Yellow Brick Road is a poor climb with little redeem, let alone would I recommend it. Having just done this route and finding it undesirable, I was curious to see what was said about it here on MP.com, but when I came on line to read what had been said, I was initially surprised to find nothing. Having first written up routes on M.P. on Hawk Eagle about 20 years ago, I was expecting that someone would have written this one up by now. Then it dawned on me, but for me, everyone has had the sense not to climb this thing once they looked up at it. Levin calls it a "junky pitch," but I feel that is an understatement. If the loose or poor rock was insufficient to deserve a worse description, the thorny bushes growing out of the crack for 3/4 the length of this climb certainly earn this thing a mention in the 'worst of Eldo' list. As a lifetime choss jockey and obscure tour denizen, I feel fairly uniquely qualified to bestow that honor, and I hereby do so. There, I hope I have been clear.

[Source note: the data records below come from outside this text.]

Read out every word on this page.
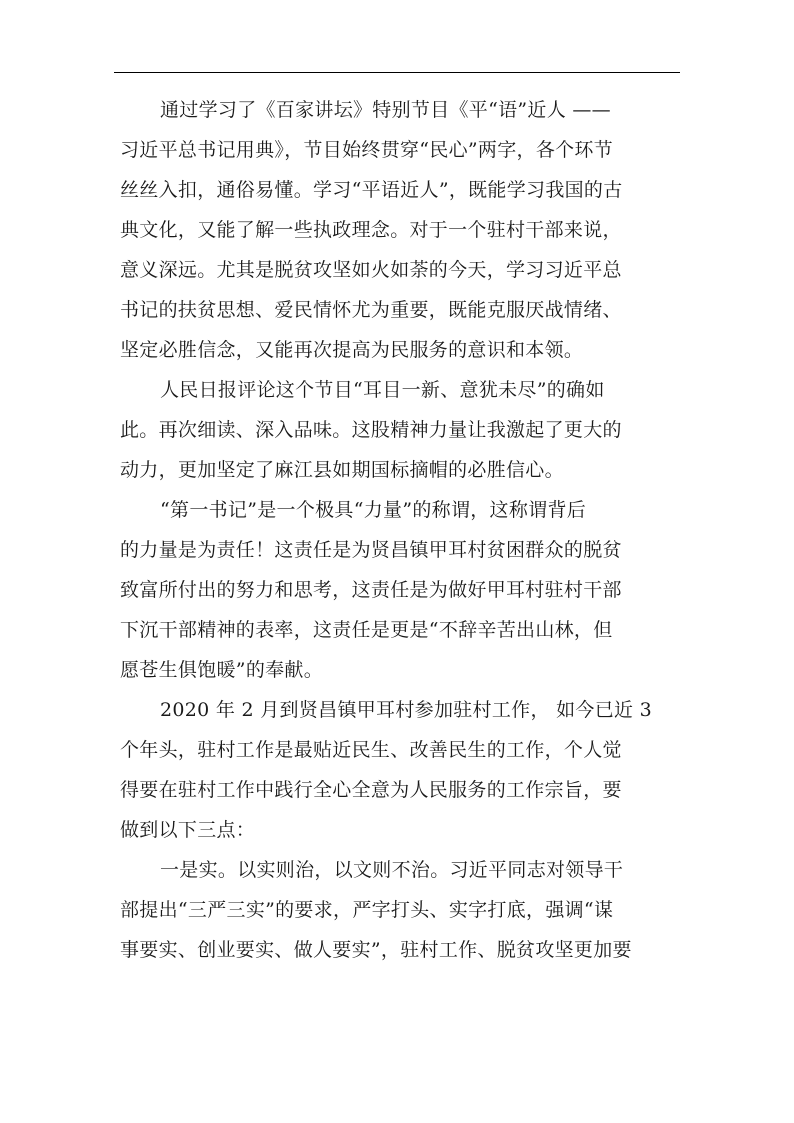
通过学习了《百家讲坛》特别节目《平“语”近人 ——
习近平总书记用典》，节目始终贯穿“民心”两字，各个环节
丝丝入扣，通俗易懂。学习“平语近人”，既能学习我国的古
典文化，又能了解一些执政理念。对于一个驻村干部来说，
意义深远。尤其是脱贫攻坚如火如荼的今天，学习习近平总
书记的扶贫思想、爱民情怀尤为重要，既能克服厌战情绪、
坚定必胜信念，又能再次提高为民服务的意识和本领。
人民日报评论这个节目“耳目一新、意犹未尽”的确如
此。再次细读、深入品味。这股精神力量让我激起了更大的
动力，更加坚定了麻江县如期国标摘帽的必胜信心。
“第一书记”是一个极具“力量”的称谓，这称谓背后
的力量是为责任！这责任是为贤昌镇甲耳村贫困群众的脱贫
致富所付出的努力和思考，这责任是为做好甲耳村驻村干部
下沉干部精神的表率，这责任是更是“不辞辛苦出山林，但
愿苍生俱饱暖”的奉献。
2020 年 2 月到贤昌镇甲耳村参加驻村工作， 如今已近 3
个年头，驻村工作是最贴近民生、改善民生的工作，个人觉
得要在驻村工作中践行全心全意为人民服务的工作宗旨，要
做到以下三点：
一是实。以实则治，以文则不治。习近平同志对领导干
部提出“三严三实”的要求，严字打头、实字打底，强调“谋
事要实、创业要实、做人要实”，驻村工作、脱贫攻坚更加要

If you still want to climb this thing, head left just past Self Abuse and up onto the flat shelf at the base, just left of that route. Take a minute, and inspect down and to your right the climbs January Rush, January Playmate, and Self Abuse. Those are good routes that deserve your attention, & it is not too late to go climb them instead.

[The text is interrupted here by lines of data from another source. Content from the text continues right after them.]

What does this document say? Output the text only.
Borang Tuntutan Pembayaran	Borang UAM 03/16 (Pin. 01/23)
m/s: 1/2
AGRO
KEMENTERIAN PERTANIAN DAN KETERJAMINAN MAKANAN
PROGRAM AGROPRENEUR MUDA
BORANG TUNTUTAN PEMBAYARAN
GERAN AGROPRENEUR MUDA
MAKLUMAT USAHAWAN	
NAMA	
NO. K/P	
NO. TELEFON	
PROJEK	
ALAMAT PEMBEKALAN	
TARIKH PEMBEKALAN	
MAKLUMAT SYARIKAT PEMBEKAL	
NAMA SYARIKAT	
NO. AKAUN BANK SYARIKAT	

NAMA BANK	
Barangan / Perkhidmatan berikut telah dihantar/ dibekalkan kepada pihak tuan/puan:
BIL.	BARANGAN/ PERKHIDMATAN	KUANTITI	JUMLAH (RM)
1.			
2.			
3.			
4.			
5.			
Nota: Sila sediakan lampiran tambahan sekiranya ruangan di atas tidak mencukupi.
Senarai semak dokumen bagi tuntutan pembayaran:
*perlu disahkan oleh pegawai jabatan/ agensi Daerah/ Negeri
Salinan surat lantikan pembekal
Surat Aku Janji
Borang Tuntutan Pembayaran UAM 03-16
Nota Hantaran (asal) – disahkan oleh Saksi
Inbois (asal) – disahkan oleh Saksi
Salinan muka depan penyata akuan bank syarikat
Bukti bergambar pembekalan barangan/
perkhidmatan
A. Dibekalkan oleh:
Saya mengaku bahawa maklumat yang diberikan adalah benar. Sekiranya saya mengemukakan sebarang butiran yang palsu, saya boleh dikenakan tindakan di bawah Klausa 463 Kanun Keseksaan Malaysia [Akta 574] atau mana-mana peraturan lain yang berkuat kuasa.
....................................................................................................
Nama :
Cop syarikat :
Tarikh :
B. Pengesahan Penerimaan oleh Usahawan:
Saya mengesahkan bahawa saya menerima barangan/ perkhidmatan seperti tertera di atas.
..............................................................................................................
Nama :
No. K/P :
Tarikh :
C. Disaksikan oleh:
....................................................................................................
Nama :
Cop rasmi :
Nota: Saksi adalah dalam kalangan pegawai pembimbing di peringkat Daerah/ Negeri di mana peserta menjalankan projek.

No? OK, now just above those lies this left-facing corner with loose rock and thorny bushes along its length. Work your way up and right for 50' or so to a fixed anchor, and belay. Rap off of the fixed stoppers and cord, cleaning your gear on the way down. Or worse, yet, belay your partner up, obligating them to suffer the route as well.

Rap off from the fixed anchor, 50' or so to the ground.


This is just left of Self Abuse in a left-facing corner with a small crack full of raspberry bushes. This ends on a ledge just left of the top of Self Abuse at a cord in 3 fixed stoppers.


A single set of stoppers and cams.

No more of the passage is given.